Adding extrinsic rewards for tasks like this can often introduce dark patterns eg maxing reviews to max rewards. It’s not as simple as “just pay someone to read papers.” As much as I detest academic publishers, it’s also not as simple as just throwing everything into open access (which we should do no matter what) and then having folks do it for the good of the community. There will have to be some experimentation with a balance of intrinsic and extrinsic rewards.
In the US I directly pay for the funding for papers through tuition and taxes. I shouldn’t have to fucking pay a parasitic publisher on top of that just to access that shit. In math at least I don’t mind paying a little here and there for an MAA or AMS journal though.
Paying people to review articles is just going to make things worse. The real problem is open access.
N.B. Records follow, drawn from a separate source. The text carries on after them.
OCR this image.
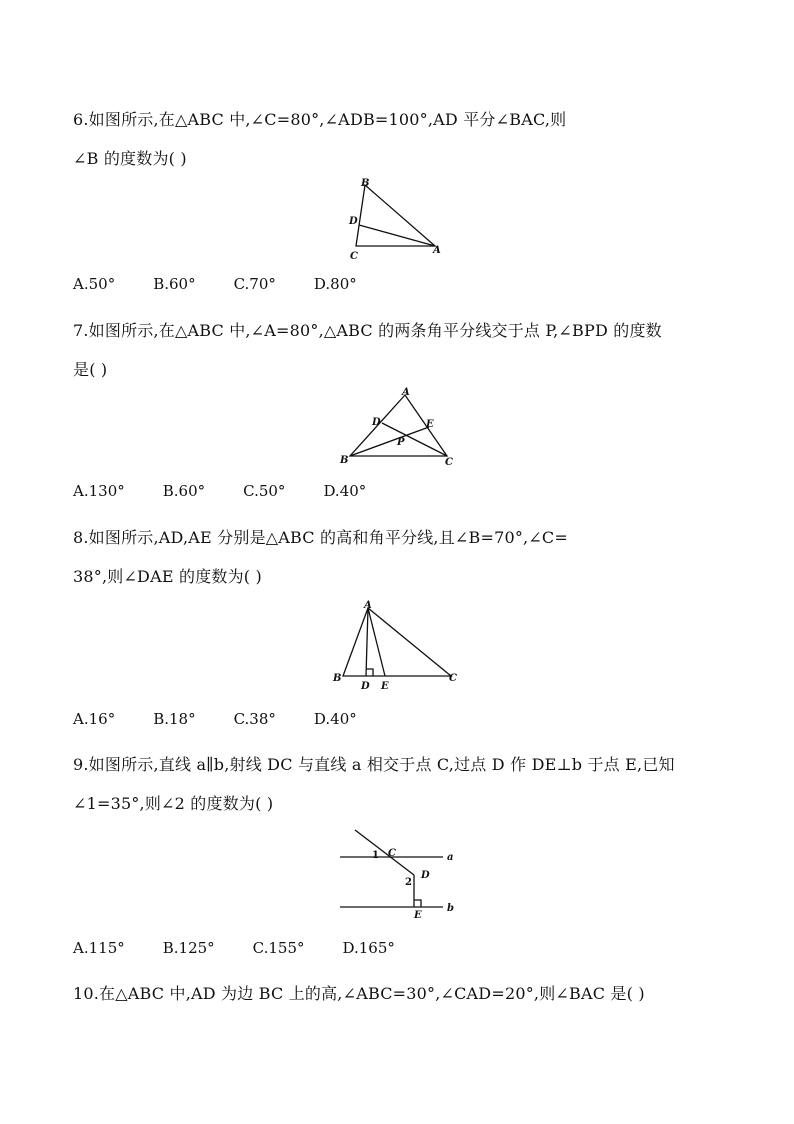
6.如图所示,在△ABC 中,∠C=80°,∠ADB=100°,AD 平分∠BAC,则
∠B 的度数为( )
B
D
C
A
A.50°	B.60°	C.70°	D.80°
7.如图所示,在△ABC 中,∠A=80°,△ABC 的两条角平分线交于点 P,∠BPD 的度数
是( )
A
D	E
P
B	C
A.130°	B.60°	C.50°	D.40°
8.如图所示,AD,AE 分别是△ABC 的高和角平分线,且∠B=70°,∠C=
38°,则∠DAE 的度数为( )
A
B
D E
C
A.16°	B.18°	C.38°	D.40°
9.如图所示,直线 a∥b,射线 DC 与直线 a 相交于点 C,过点 D 作 DE⊥b 于点 E,已知
∠1=35°,则∠2 的度数为( )
1 C	a
2
D
E
b
A.115°	B.125°	C.155°	D.165°
10.在△ABC 中,AD 为边 BC 上的高,∠ABC=30°,∠CAD=20°,则∠BAC 是( )
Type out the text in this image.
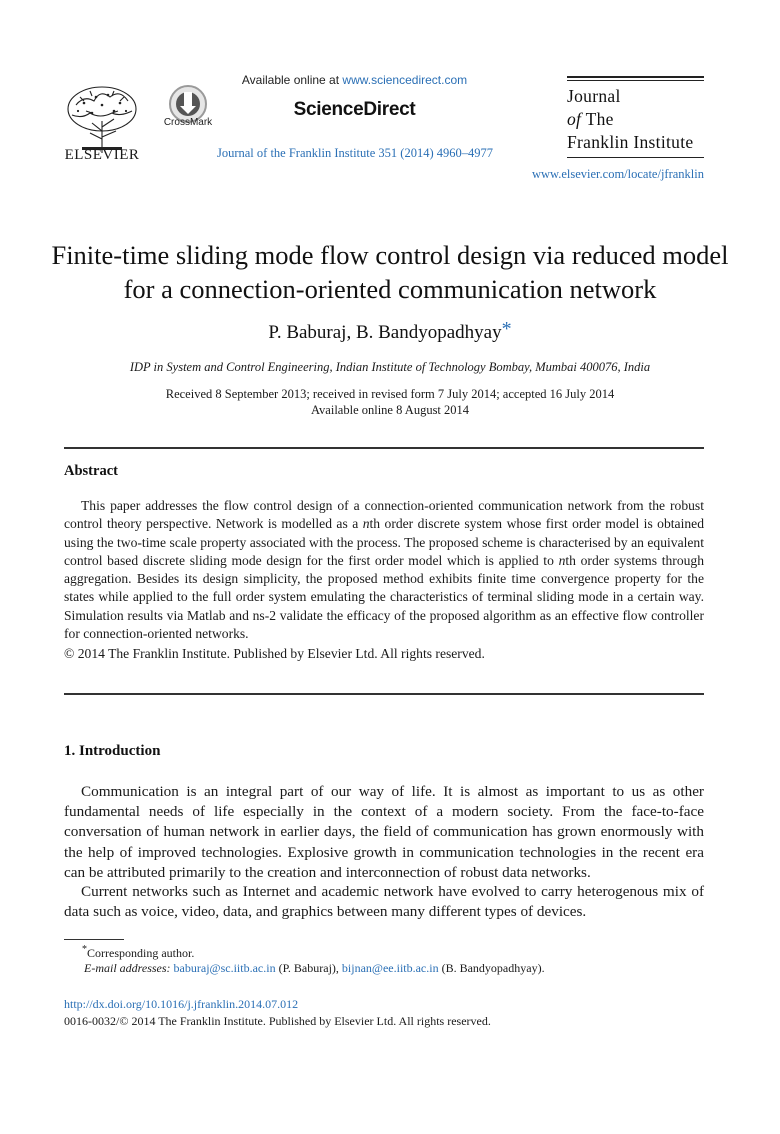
ELSEVIER
CrossMark
Available online at www.sciencedirect.com
ScienceDirect
Journal of the Franklin Institute 351 (2014) 4960–4977
Journal
of The
Franklin Institute
www.elsevier.com/locate/jfranklin
Finite-time sliding mode flow control design via reduced model for a connection-oriented communication network
P. Baburaj, B. Bandyopadhyay*
IDP in System and Control Engineering, Indian Institute of Technology Bombay, Mumbai 400076, India
Received 8 September 2013; received in revised form 7 July 2014; accepted 16 July 2014
Available online 8 August 2014
Abstract
This paper addresses the flow control design of a connection-oriented communication network from the robust control theory perspective. Network is modelled as a nth order discrete system whose first order model is obtained using the two-time scale property associated with the process. The proposed scheme is characterised by an equivalent control based discrete sliding mode design for the first order model which is applied to nth order systems through aggregation. Besides its design simplicity, the proposed method exhibits finite time convergence property for the states while applied to the full order system emulating the characteristics of terminal sliding mode in a certain way. Simulation results via Matlab and ns-2 validate the efficacy of the proposed algorithm as an effective flow controller for connection-oriented networks.
© 2014 The Franklin Institute. Published by Elsevier Ltd. All rights reserved.
1. Introduction
Communication is an integral part of our way of life. It is almost as important to us as other fundamental needs of life especially in the context of a modern society. From the face-to-face conversation of human network in earlier days, the field of communication has grown enormously with the help of improved technologies. Explosive growth in communication technologies in the recent era can be attributed primarily to the creation and interconnection of robust data networks.
Current networks such as Internet and academic network have evolved to carry heterogenous mix of data such as voice, video, data, and graphics between many different types of devices.
*Corresponding author.
E-mail addresses: baburaj@sc.iitb.ac.in (P. Baburaj), bijnan@ee.iitb.ac.in (B. Bandyopadhyay).
http://dx.doi.org/10.1016/j.jfranklin.2014.07.012
0016-0032/© 2014 The Franklin Institute. Published by Elsevier Ltd. All rights reserved.
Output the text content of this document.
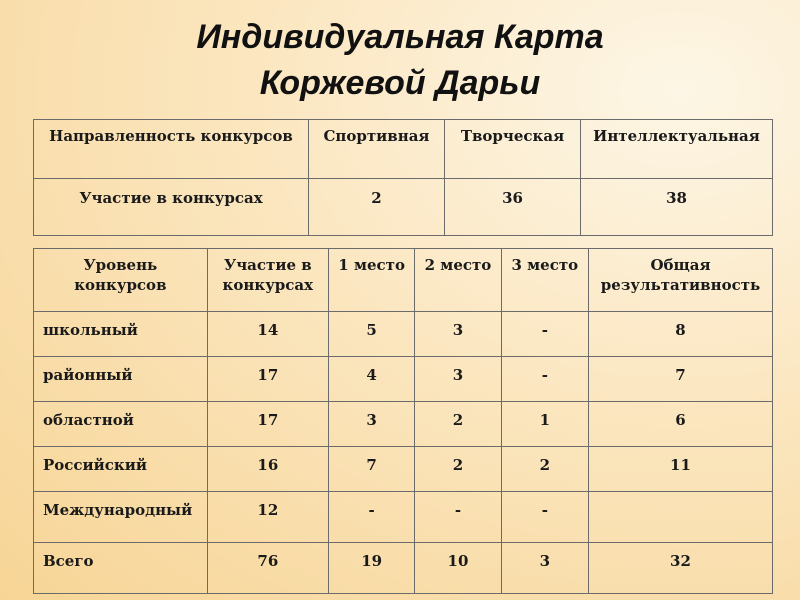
Индивидуальная Карта
Коржевой Дарьи
Направленность конкурсов	Спортивная	Творческая	Интеллектуальная
Участие в конкурсах	2	36	38
Уровень конкурсов	Участие в конкурсах	1 место	2 место	3 место	Общая результативность
школьный	14	5	3	-	8
районный	17	4	3	-	7
областной	17	3	2	1	6
Российский	16	7	2	2	11
Международный	12	-	-	-	
Всего	76	19	10	3	32
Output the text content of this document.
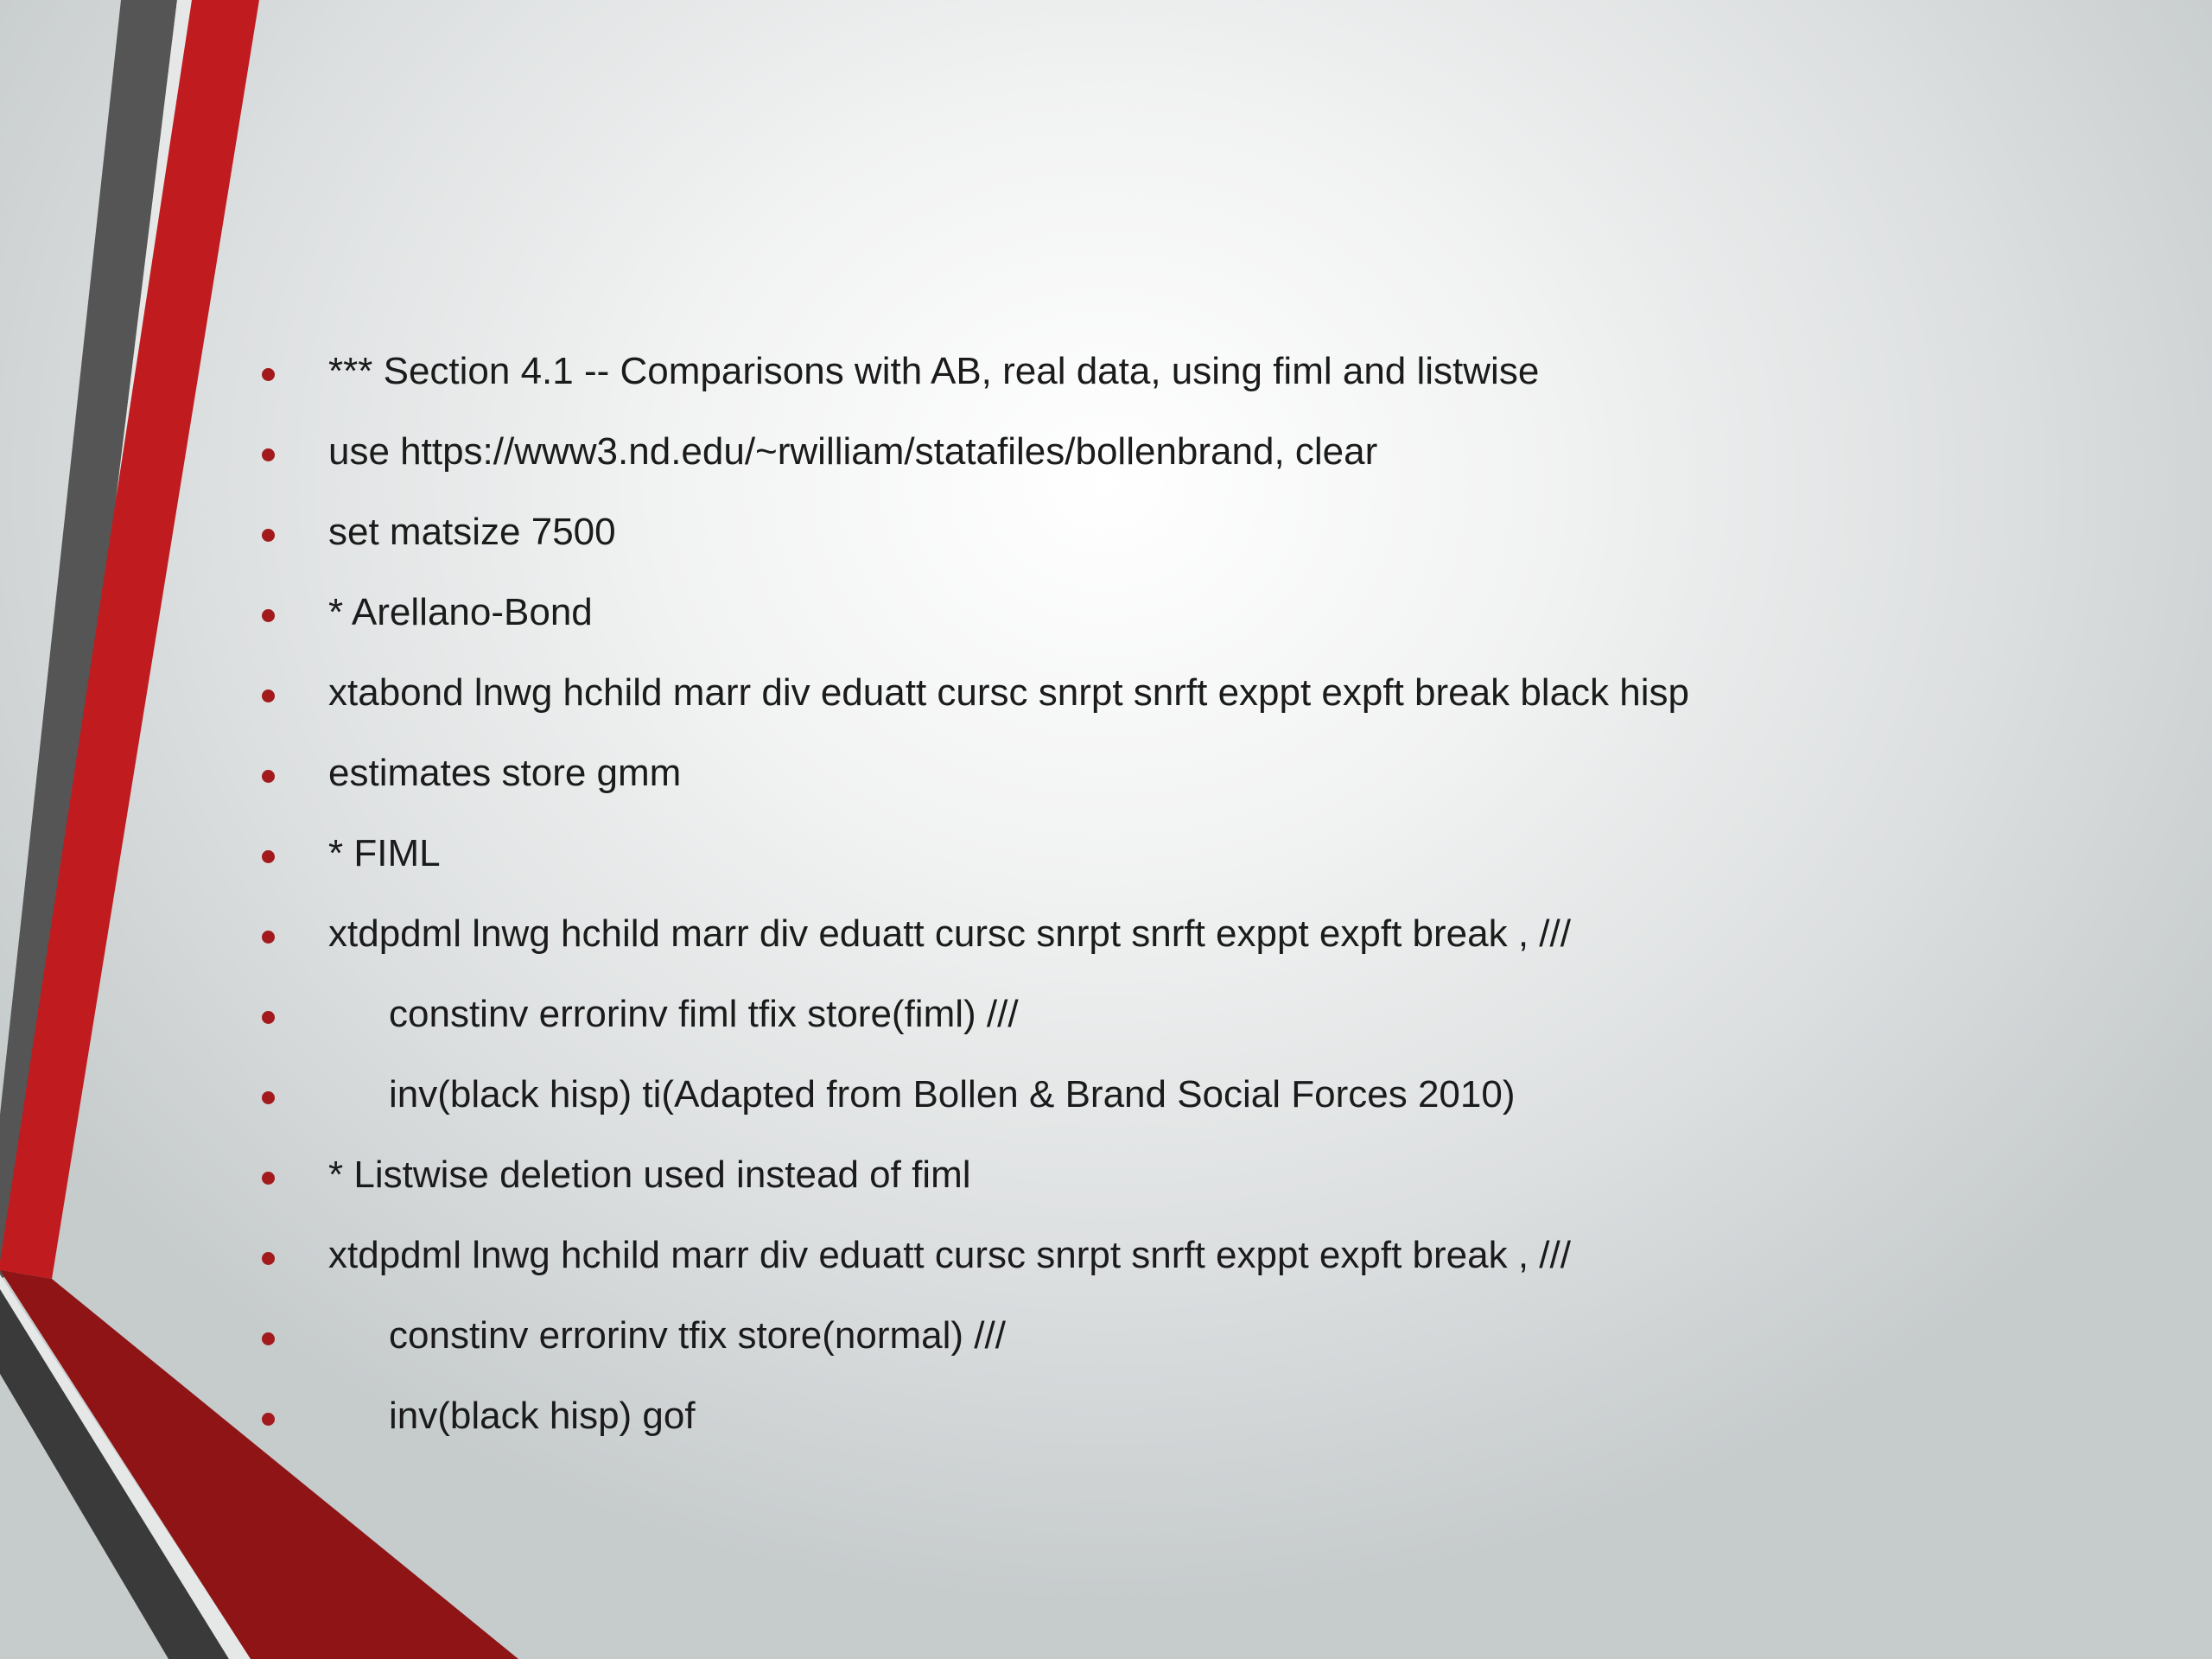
*** Section 4.1 -- Comparisons with AB, real data, using fiml and listwise
use https://www3.nd.edu/~rwilliam/statafiles/bollenbrand, clear
set matsize 7500
* Arellano-Bond
xtabond lnwg hchild marr div eduatt cursc snrpt snrft exppt expft break black hisp
estimates store gmm
* FIML
xtdpdml lnwg hchild marr div eduatt cursc snrpt snrft exppt expft break , ///
constinv errorinv fiml tfix store(fiml) ///
inv(black hisp) ti(Adapted from Bollen & Brand Social Forces 2010)
* Listwise deletion used instead of fiml
xtdpdml lnwg hchild marr div eduatt cursc snrpt snrft exppt expft break , ///
constinv errorinv tfix store(normal) ///
inv(black hisp) gof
In the current system the author of the manuscript has to pay to publish it, and the publisher turns around and asks readers to pay to access it. Its a scam. If research was conducted with any public money the knowledge generated should be public. This is why Elsevier needs to go. If you saw how much money institutions have to pump into these useless publishers to get access to knowledge funded by the public for the public there would be more outrage.
If you’re not being paid for reviews, then only review for open access (and ideally non-profit) journals.
The whole system is broken. Putting a financial incentive in front of the review process is not going to fix that.
Well it’s not about incentive but because people deserve to be paid for their labor more than the publisher deserves to make profit. If we’re talking about the evils of financial incentives then we really should be looking at the publishers, not the people doing work for them.